You will find a comfortable space that is free of distractions.
You should create a space where you feel safe and secure. You should remove any distractions or items. You can cover your phone with a blanket if you don’t need it near you.
Feel what you are feeling
It is worth spending some time at the beginning of your practice to observe how you feel right now. You might be noticing thoughts, feelings, or sensations in your body. It is important to pay attention to any discomforts or pains in your body during your practice.
Be free from any expectations.
You can be fully present by letting go of any expectations and agendas for your practice. This allows us to allow our practice to unfold as it should. If you don’t reach the desired place, it can be a sign that you have set unrealistic expectations.
It would help if you focused on your practice, not the others.
When practising in a class, focusing on the people around us can be difficult. This is especially true when advanced students are involved in their practice. However, this does not mean that you should abandon your practice. It is important to be present in your body and mind, no matter the world around you.
Pay attention to how you feel throughout the day.
You can take time to observe when your emotions are taking over during your practice. As you can see in the Warrior II (Virabhadrasana II) example, frustration or anger can overtake you because your arms are aching. Your feelings can trigger these negative emotions, and you should instead tap into your experience and breathe.
It’s okay to modify or restrain.
As a teacher, students must be able to take breaks and modify their practice as needed. It can be very beneficial to push mentally and physically, but there may be times when rest is necessary. Rest can look different for each person. It might be as simple as a child’s position, knees to chest, or lying down in a corpse posture. If you feel the need for rest, it is important to take the time to understand exactly what kind of rest you are looking for.
Don’t skip relaxation.
The time spent in savasana is an important part of any yoga practice. You might feel like you have to do something else during your practice or don’t have the time. It is important to allow your body and mind to relax completely. This allows us to tap into our practice and reap the benefits. It also sets the tone for our experience off the mat.
Benefits of mindful yoga
Awareness is the most fundamental element of mindful living. Yoga can help us become more aware of ourselves on and off the mat. When you pay attention to your body and mind, you’ll start to notice the moments in your practice. You can adjust your practice to suit your own needs right now by practising self-awareness.
Your relationship with yourself will be strengthened.
Mindfulness yoga helps us connect with ourselves on a deeper level.
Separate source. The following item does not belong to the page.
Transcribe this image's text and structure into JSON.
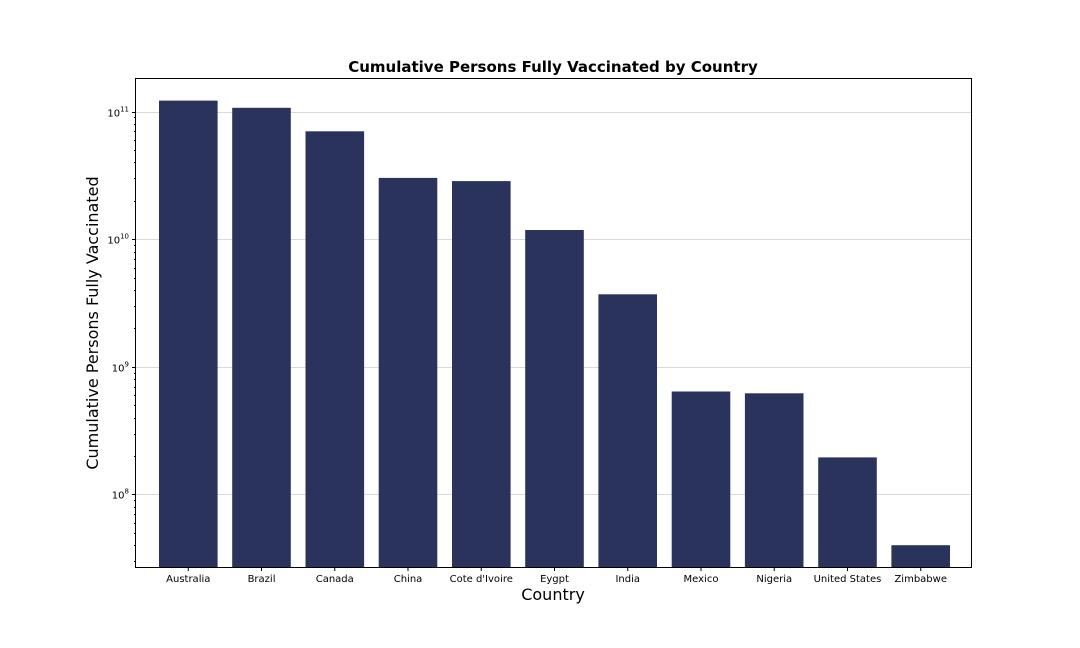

It helps us be more conscious of our feelings and needs and practice loving kindness. We can show compassion and kindness by adapting our practice to reflect our feelings. This can help you have a closer relationship with yourself on and off the yoga mat. Yoga is a wonderful practice that allows us to modify at any stage and pose based on our current state.
It will become a way to live.
As we practice Mindfulness on the mat, we’ll notice how it ripples into our everyday lives. You may notice that little things that used to frustrate you no more bother you. You might be experiencing stress at work. However, you may find that if you take a moment to pay attention to your breath, you can find a moment to calm down. It is easier to be mindful of the sensations we feel on the mat when we become familiar with them.